The most powerful force that I have encountered during my sobriety journey is momentum.
At first, I was stuck in the details of what I was doing everyday to stay sober. I told myself that I had to meditate, eat right, workout, go to a meeting, make a gratitude list, etcetera, etcetera. It kept me busy and a busy mind is easier not to think about drinking. But the constant demand of making sure I did all of these things everyday became a burden in itself.
Eventually, I quit making lists and ‘to-do’s’ and just started doing what I felt was the best thing for me that day. If I was struggling that day, then I might return to the previous list. But if it was a normal day, and my number one goal was to stay sober, then that is exactly how I approached the day, simply stay sober. Be aware of yourself and your surroundings.
What I noticed was the driving force of my sobriety was not achieving a list of things everyday, but simply remaining sober everyday. And this built momentum and that is what I began to focus on, because with momentum each day becomes easier. My goal is not to become an athlete, or a great writer, or a leader of an AA meeting. My goal is to be sober.

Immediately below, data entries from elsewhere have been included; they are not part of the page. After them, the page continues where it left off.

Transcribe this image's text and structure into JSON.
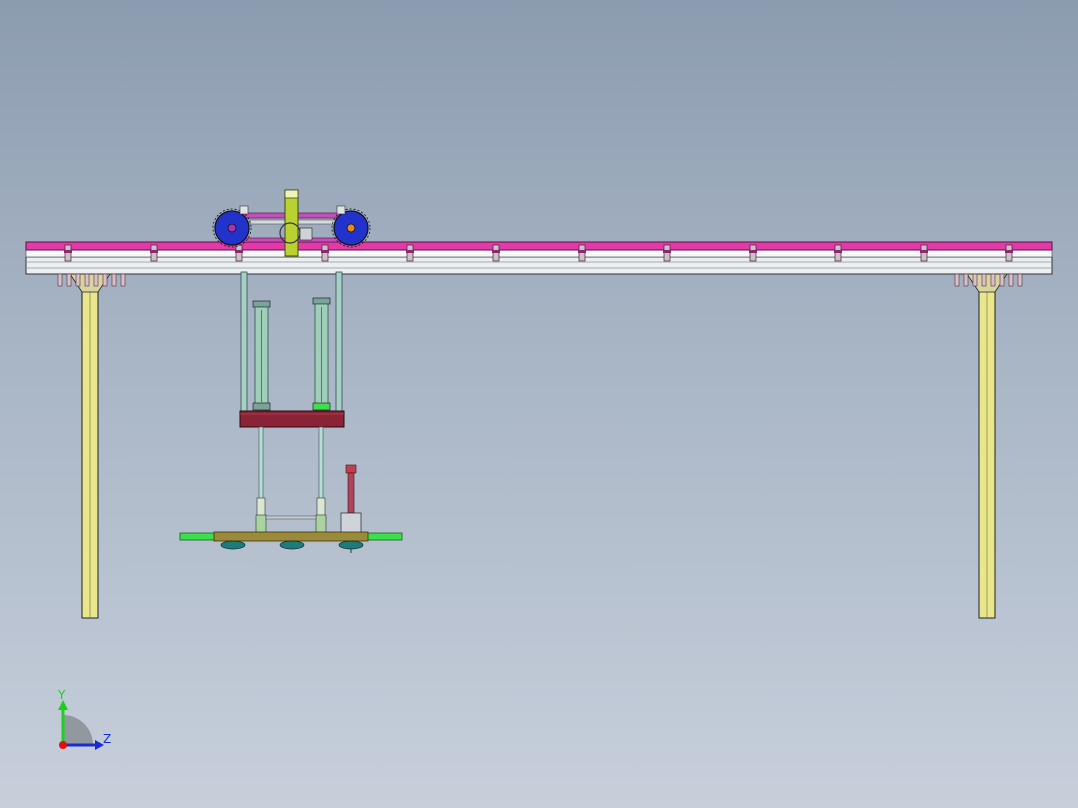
{
  "triad": {
    "y_label": "Y",
    "z_label": "Z",
    "y_color": "#1fcf1f",
    "z_color": "#1a2bd6",
    "origin_color": "#e01010"
  },
  "colors": {
    "top_rail": "#e23aa8",
    "beam": "#eceff2",
    "post": "#e9e68c",
    "carriage_wheel": "#2233cc",
    "wheel_hub_left": "#b02fb0",
    "wheel_hub_right": "#e58a1a",
    "drive_column": "#b9d231",
    "lift_plate": "#8a2335",
    "gripper_bar": "#9a8a3a",
    "gripper_ends": "#3be04a",
    "suction_cup": "#1f7a7a",
    "cylinder": "#9fcfb9",
    "guide_rod": "#b6ded7"
  }
}
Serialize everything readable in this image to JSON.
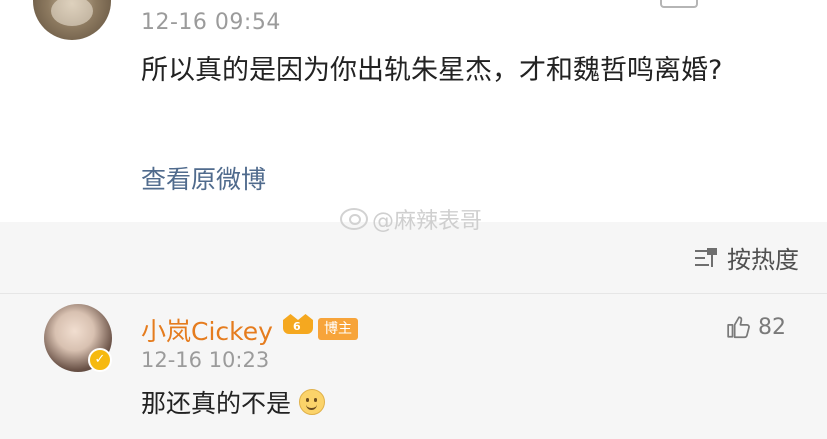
{
  "post": {
    "time": "12-16 09:54",
    "text": "所以真的是因为你出轨朱星杰，才和魏哲鸣离婚?",
    "view_original": "查看原微博"
  },
  "watermark": {
    "text": "@麻辣表哥"
  },
  "sort": {
    "label": "按热度"
  },
  "comment": {
    "username": "小岚Cickey",
    "vip_level": "6",
    "badge": "博主",
    "time": "12-16 10:23",
    "text": "那还真的不是",
    "likes": "82"
  },
  "colors": {
    "username": "#e57c1e",
    "link": "#506b8d"
  }
}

If you focus simply on the momentum of being sober everyday, then that is the reward, that is the priority and that is your goal, so that everyday becomes just a little easier. I have found this applies to nearly everything in my life, my job, my relationships, my confidence.
It is much easier to say that my achievement today is simply to go forward, that’s it.
This was most apparent to me after a recent lengthy vacation. I struggled more when I returned, even though I was around alcohol daily on my vacation, because I had lost momentum. And I felt it. My days after returning felt more like the days when I was beginning.
Now I try to have one goal to my sobriety, simply make it to tomorrow and understand that tomorrow will be better.
Focus on the momentum you are creating yourself, and stop judging yourself.
As long as I’m sober, tomorrow will be an easier day.